CVC and RBS offload another $289 million of Samsonite shares

The club-type deal was prompted by reverse inquiries and is the third sell-down by the two pre-IPO shareholders since Samsonite’s listing in 2011.

Private equity firm CVC Capital Partners and Royal Bank of Scotland have sold another batch of shares in Samsonite International, the world’s biggest travel luggage company, raising a combined HK$2.24 billion ($289 million).

The sale was conducted over the weekend, about four months after their previous sell-down in mid-September when the two pre-IPO shareholders raised a total of $287 million at a 3.3% discount.

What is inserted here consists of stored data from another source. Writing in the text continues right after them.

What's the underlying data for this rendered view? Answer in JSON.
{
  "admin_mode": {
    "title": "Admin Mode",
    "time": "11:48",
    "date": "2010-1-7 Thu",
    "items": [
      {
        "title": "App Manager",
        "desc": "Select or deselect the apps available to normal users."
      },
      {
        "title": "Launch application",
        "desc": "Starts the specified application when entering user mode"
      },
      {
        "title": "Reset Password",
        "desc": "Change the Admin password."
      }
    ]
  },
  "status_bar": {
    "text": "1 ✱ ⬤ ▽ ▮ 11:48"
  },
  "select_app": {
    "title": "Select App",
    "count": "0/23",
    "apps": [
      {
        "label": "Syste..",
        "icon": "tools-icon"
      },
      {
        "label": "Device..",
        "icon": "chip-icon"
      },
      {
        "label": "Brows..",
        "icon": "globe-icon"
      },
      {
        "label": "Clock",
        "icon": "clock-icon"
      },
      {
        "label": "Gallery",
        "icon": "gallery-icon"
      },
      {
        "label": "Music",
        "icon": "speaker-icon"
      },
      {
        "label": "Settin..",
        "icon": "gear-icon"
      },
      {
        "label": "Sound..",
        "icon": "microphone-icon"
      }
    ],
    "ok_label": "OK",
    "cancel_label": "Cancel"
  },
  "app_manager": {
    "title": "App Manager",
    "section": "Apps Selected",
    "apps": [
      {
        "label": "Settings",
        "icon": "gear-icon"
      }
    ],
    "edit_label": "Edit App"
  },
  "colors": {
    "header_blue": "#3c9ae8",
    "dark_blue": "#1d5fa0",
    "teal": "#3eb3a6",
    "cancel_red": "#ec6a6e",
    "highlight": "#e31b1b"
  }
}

Like the September transaction, the latest deal was done on the back of reverse inquiries and it was completed as a club-type deal. The process began on Saturday evening and it was wrapped up by Sunday evening, a source said yesterday.

The reverse inquiries came from both existing and new shareholders and the deal was significantly oversubscribed, the source noted. It attracted long-only and hedge fund investors, and there were some good quality large long-only orders.

CVC and RBS sold a combined 138.3 million shares at HK$16.20 each, which represented a 4.9% discount to Friday’s close of HK$17.04. The deal wasn’t marketed either at a fixed price or with a specific price range, but HK$16.20 was where the anchors and the biggest orders came in, the source said.

The deal size accounted for about 10% of the company. About 65% of the shares were sold by CVC, while the remaining 35% came from RBS.

The transaction will reduce the combined stake of the two firms to about 15.1% of the company, from 24.9% before the deal, the source said. Of the 24.9%, CVC owned 16.2% and RBS 8.7%, according to the Hong Kong stock exchange’s website.

Their remaining shares will be locked up for 90 days.

Samsonite’s share price fell 3.3% yesterday to HK$16.48, which is above the placement price. That compares with the Hang Seng Index, which finished up 0.6%.

The stock, which was listed in Hong Kong in June 2011, is currently 13.7% above September’s sell-down price of HK$14.50, which was equal to the IPO price.

CVC bought Samsonite in July 2007 for $1.7 billion. RBS provided financing for the deal and when Samsonite had financial difficulties in 2009 the UK bank ended up swapping some of its debt into a minority equity stake. Both firms sold about 40% of their respective holdings in Samsonite’s $1.25 billion IPO in 2011.

They also teamed up in April of 2012 to sell 18% of their stake, or 8% of the company, through a block trade that raised $216 million. That deal was priced at HK$14.90, which represented a 4.7% discount to the latest close. It was arranged by Bank of America Merrill Lynch.

Goldman Sachs was the sole bookrunner both for the latest transaction and the September sell-down.

With the IPO pipeline looking rather thin before Chinese New Year, placements have been in the spotlight since the start of the year in Asia. Last week saw a number of such deals, including two in Southeast Asia: Philippine conglomerate GT Capital and its controlling shareholder sold $350 million worth of shares, while a Temasek-controlled entity raised $685 million from its third sell-down in Thailand’s Shin Corp.

One of the notable deals in Hong Kong was Carlyle’s $796 million sale of its remaining shares in China Pacific Insurance.